On Tuesday night at Staples Center, the Clippers started strong and jumped out to an early advantage behind Blake Griffin's perfect start and Chris Paul's game management. Griffin made his first five shots, as the 26-year-old forward continued to make a strong case for being the best player in the opening round series.
With Griffin making shots, Clippers point guard Chris Paul differed to his teammates and collected six assists in the first quarter. Paul managed to find four different players in the process, rather than only focus on getting Griffin the ball. Paul's impact on the game became difficult to ignore from the onset.
Before the game, Spurs coach Gregg Popovich had foreshadowed, "(Paul's) not somebody that we are going to be able to stop."
With Paul and Griffin leading the way, the Clippers would open up an early 14-point lead. However, the Spurs would hardly throw in the towel, as the experienced defending champions would quickly turn the game around with their second unit. Patty Mills would quickly contribute 10 points off the bench to help San Antonio take the lead early in the second quarter.
While the Clippers would rally to take another big lead, the Spurs again responded to set the tone of a back-and-forth contest. Playing a strategical chess match, Popovich would decide to intentionally foul DeAndre Jordan to successfully break the Clippers' rhythm. Jordan would make two of six free throws until Clippers coach Glenn "Doc" Rivers decided to intentionally foul Tony Parker to get Jordan off the court. For the remainder of the half, the Clippers' best defensive player would watch from the bench.

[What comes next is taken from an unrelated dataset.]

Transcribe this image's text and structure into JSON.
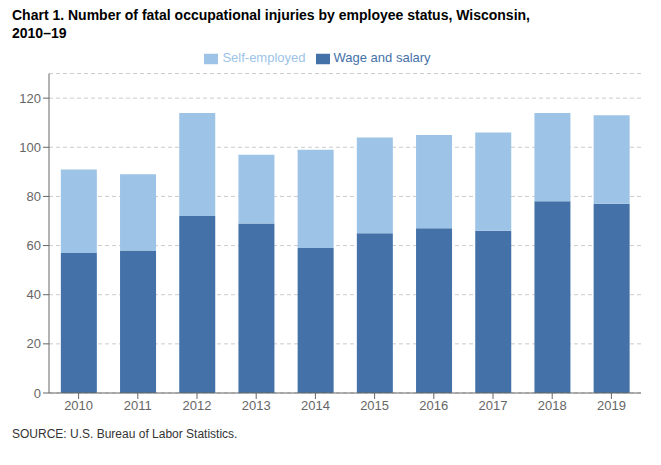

"You've got to feel that it is in the right situation," Popovich said before Game Five, when asked about when he goes to the strategy to intentionally foul. "It depends how well your team is doing and how well their team is doing."

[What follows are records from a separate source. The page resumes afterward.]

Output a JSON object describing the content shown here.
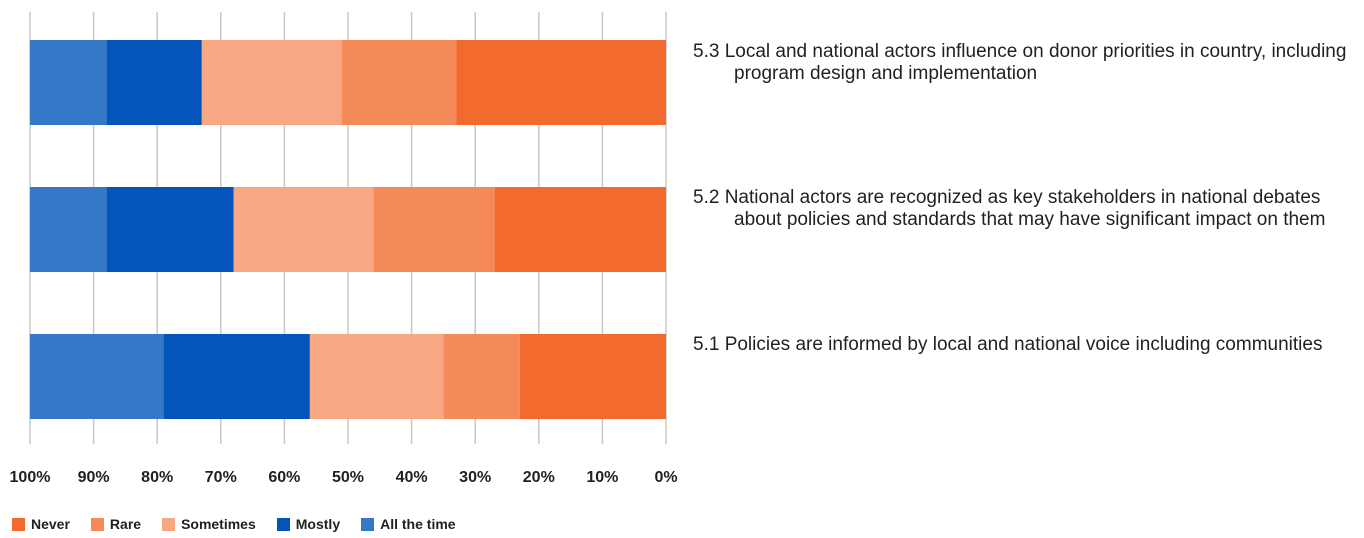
{
  "chart_data": {
    "type": "bar",
    "orientation": "horizontal-stacked-100",
    "x_axis_reversed": true,
    "xlim": [
      0,
      100
    ],
    "x_ticks": [
      "100%",
      "90%",
      "80%",
      "70%",
      "60%",
      "50%",
      "40%",
      "30%",
      "20%",
      "10%",
      "0%"
    ],
    "grid": true,
    "legend_position": "bottom-left",
    "categories": [
      "5.3  Local and national actors influence on donor priorities in country, including program design and implementation",
      "5.2 National actors are recognized as key stakeholders in national debates about policies and standards that may have significant impact on them",
      "5.1  Policies are informed by local and national voice including communities"
    ],
    "series": [
      {
        "name": "Never",
        "color": "#f26a2e",
        "values": [
          33,
          27,
          23
        ]
      },
      {
        "name": "Rare",
        "color": "#f48a58",
        "values": [
          18,
          19,
          12
        ]
      },
      {
        "name": "Sometimes",
        "color": "#f7a882",
        "values": [
          22,
          22,
          21
        ]
      },
      {
        "name": "Mostly",
        "color": "#0455bb",
        "values": [
          15,
          20,
          23
        ]
      },
      {
        "name": "All the time",
        "color": "#3578c8",
        "values": [
          12,
          12,
          21
        ]
      }
    ]
  }
}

When Jordan sat down with about four minutes remaining in the first half, the Spurs led by two points. About a minute later, the Clippers leveled the score. At the intermission, the Clippers led by one point, so the effectiveness of intentionally fouling Jordan did not necessarily pay off as Popovich had hoped.

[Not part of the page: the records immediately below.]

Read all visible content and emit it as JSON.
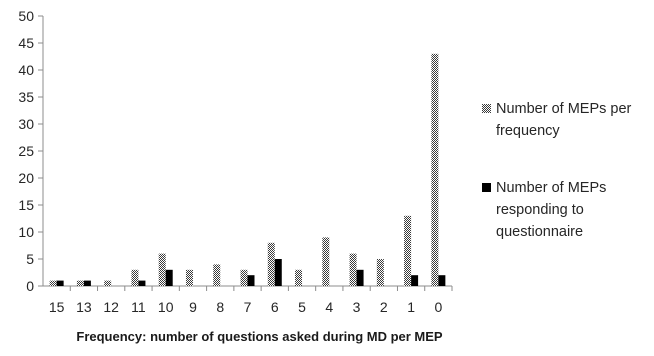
{
  "chart_data": {
    "type": "bar",
    "title": "",
    "xlabel": "Frequency: number of questions asked during MD per MEP",
    "ylabel": "",
    "ylim": [
      0,
      50
    ],
    "yticks": [
      "0",
      "5",
      "10",
      "15",
      "20",
      "25",
      "30",
      "35",
      "40",
      "45",
      "50"
    ],
    "grid": false,
    "legend_position": "right",
    "categories": [
      "15",
      "13",
      "12",
      "11",
      "10",
      "9",
      "8",
      "7",
      "6",
      "5",
      "4",
      "3",
      "2",
      "1",
      "0"
    ],
    "series": [
      {
        "name": "Number of MEPs per frequency",
        "name_lines": [
          "Number of MEPs per",
          "frequency"
        ],
        "pattern": "checkered",
        "color": "#404040",
        "values": [
          1,
          1,
          1,
          3,
          6,
          3,
          4,
          3,
          8,
          3,
          9,
          6,
          5,
          13,
          43
        ]
      },
      {
        "name": "Number of MEPs responding to questionnaire",
        "name_lines": [
          "Number of MEPs",
          "responding to",
          "questionnaire"
        ],
        "pattern": "solid",
        "color": "#000000",
        "values": [
          1,
          1,
          0,
          1,
          3,
          0,
          0,
          2,
          5,
          0,
          0,
          3,
          0,
          2,
          2
        ]
      }
    ]
  }
}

In the third quarter, the Clippers and Spurs would continue to seesaw back and forth until Popovich again went to the intentional foul on Jordan. The pace of the game slowed to a crawl, and the crowd grew incredibly tired of the tactic. Over the course of 12 minutes in the third quarter, the Spurs and Clippers combined to shoot 35 free throws in a foul fest. Jordan would make five of the 10 foul shots he attempted during the grueling stretch.
After all the antics and strategies, the Clippers and Spurs entered the final quarter of pivotal Game Five level at 82-82. In the fourth quarter, neither team would lead by more than three points for the first seven minutes of the quarter. With five minutes to play, the visitors would make a run and jump out to a seven-point edge, which would hold until Paul made a lay-up with 2:07 to play.
The Spurs' spurt had been fueled by Boris Diaw and Tim Duncan, and the two Spurs would be integral down the stretch. Duncan, in particular, would have a monster block at the one minute mark to deny Griffin a basket that would have tied the game. The Clippers' forward would finish the game by missing eight of his final nine shots and looking visibly exhausted. He also missed two free throws with 39.9 seconds to play, and those misses definitely hurt the Clippers' cause. For the night, Griffin finished with 30 points, 14 rebounds, seven assists and four steals in over 41 minutes on the court.
The game would eventually come down to Jordan tipping in Griffin's shot with 4.9 seconds to play. Had the center not touched the ball, the Clippers would have taken a one-point lead. Instead, the official called offensive goal-tending. After a few free throws, the Spurs walked away victorious.
Game Six will be in San Antonio on Thursday night.